The house was full of Freeport women, running about in one another's way. Mrs. Curtis, the next-door lady, seemed in charge and was everywhere at once. When she saw I was awake, she came to whisper that everything was all right and she'd have breakfast ready in a little while. "Try to go back to sleep."

Then the commotion woke my sister, and she came to jump on my bed and bawl like a train whistle. Mrs. Curtis called, "Close your trap! We got enough to do 'thout harkin' to your clack!" Then my father came into my room and Mrs. Curtis told him, "Git out from under foot! Go to the barn! I'll get breakfast on the table and call you!"
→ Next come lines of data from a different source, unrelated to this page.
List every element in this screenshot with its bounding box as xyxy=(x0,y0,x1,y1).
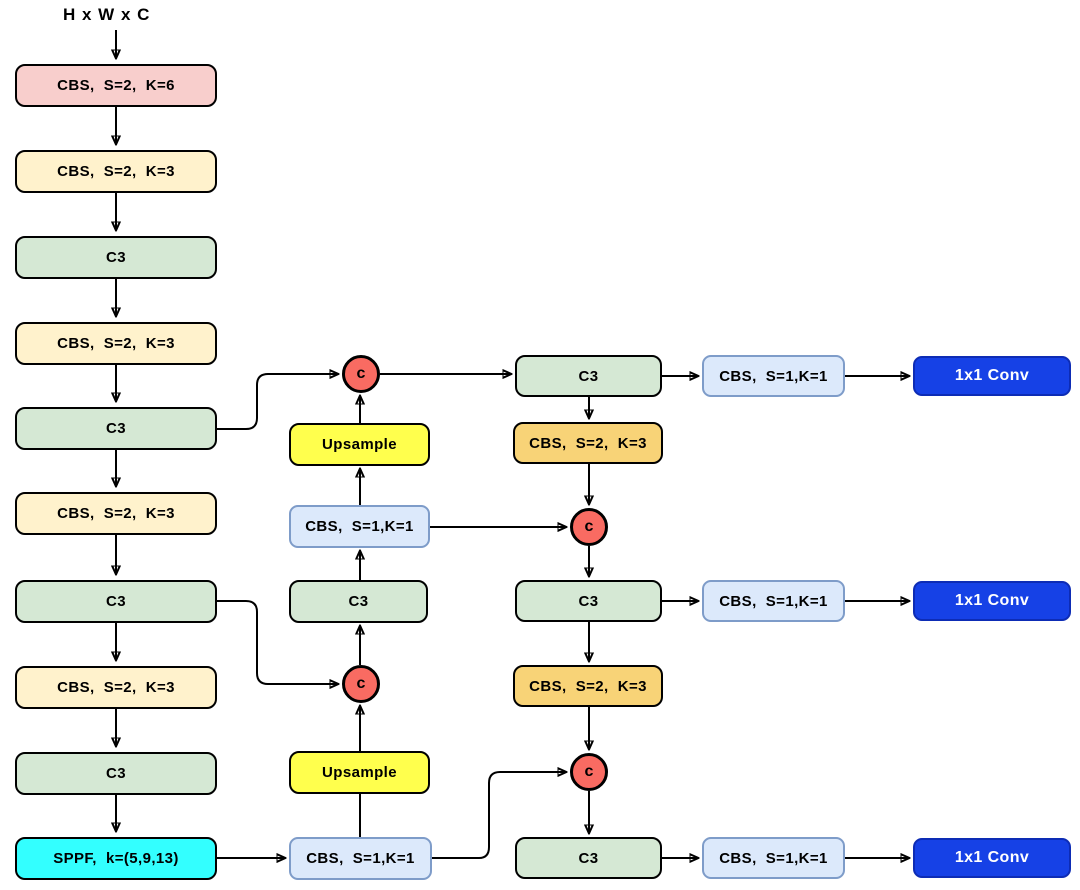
detect-conv-p3-box: 1x1 Conv xyxy=(913,356,1071,396)
backbone-cbs-box-1: CBS, S=2, K=3 xyxy=(15,150,217,193)
backbone-cbs-box-3: CBS, S=2, K=3 xyxy=(15,492,217,535)
arrow-cbslow-concat-p5 xyxy=(432,772,566,859)
backbone-c3-box-4: C3 xyxy=(15,752,217,795)
neck-upsample-high-box: Upsample xyxy=(289,423,430,466)
head-cbs-out-p3-box: CBS, S=1,K=1 xyxy=(702,355,845,397)
head-c3-p4-box: C3 xyxy=(515,580,662,622)
backbone-cbs-box-4: CBS, S=2, K=3 xyxy=(15,666,217,709)
backbone-cbs-stem-box: CBS, S=2, K=6 xyxy=(15,64,217,107)
detect-conv-p5-box: 1x1 Conv xyxy=(913,838,1071,878)
concat-node-p4-up: c xyxy=(342,355,380,393)
backbone-c3-box-2: C3 xyxy=(15,407,217,450)
backbone-cbs-box-2: CBS, S=2, K=3 xyxy=(15,322,217,365)
head-cbs-out-p4-box: CBS, S=1,K=1 xyxy=(702,580,845,622)
input-dimensions-label: H x W x C xyxy=(63,5,151,24)
head-cbs-out-p5-box: CBS, S=1,K=1 xyxy=(702,837,845,879)
backbone-c3-box-1: C3 xyxy=(15,236,217,279)
concat-node-p4-down: c xyxy=(570,508,608,546)
arrow-skip-p3 xyxy=(217,600,338,684)
detect-conv-p4-box: 1x1 Conv xyxy=(913,581,1071,621)
concat-node-p3-up: c xyxy=(342,665,380,703)
arrow-skip-p4 xyxy=(217,374,338,430)
head-cbs-down-p3-box: CBS, S=2, K=3 xyxy=(513,422,663,464)
concat-node-p5-down: c xyxy=(570,753,608,791)
backbone-sppf-box: SPPF, k=(5,9,13) xyxy=(15,837,217,880)
head-c3-p5-box: C3 xyxy=(515,837,662,879)
neck-cbs-mid-box: CBS, S=1,K=1 xyxy=(289,505,430,548)
head-cbs-down-p4-box: CBS, S=2, K=3 xyxy=(513,665,663,707)
neck-c3-mid-box: C3 xyxy=(289,580,428,623)
neck-upsample-low-box: Upsample xyxy=(289,751,430,794)
head-c3-p3-box: C3 xyxy=(515,355,662,397)
backbone-c3-box-3: C3 xyxy=(15,580,217,623)
neck-cbs-after-sppf-box: CBS, S=1,K=1 xyxy=(289,837,432,880)
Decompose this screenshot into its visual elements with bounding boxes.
My sister quieted, and I guess we dozed. Our brother, Frank, had slept through all this in his crib and didn't know yet that he was being replaced as family baby. Mrs. Curtis got us to the kitchen, and we ate breakfast before she let us go back upstairs to see our new sister.

Our father came in from out back of the barn, and he had a stem of goldenrod in his hand, newly opened and wet with August morning dew. It was the first goldenrod blossom of the year. Dad led us up to see Mom and the baby, and he kissed Mom on the forehead and put the stem of goldenrod in her hand. She said,"Oh, Frank! A bouquet! You shouldn't have! Isn't our daughter beautiful?"

I looked at my baby sister for the first time and she looked pretty good to me. She still does. She may amount to something yet.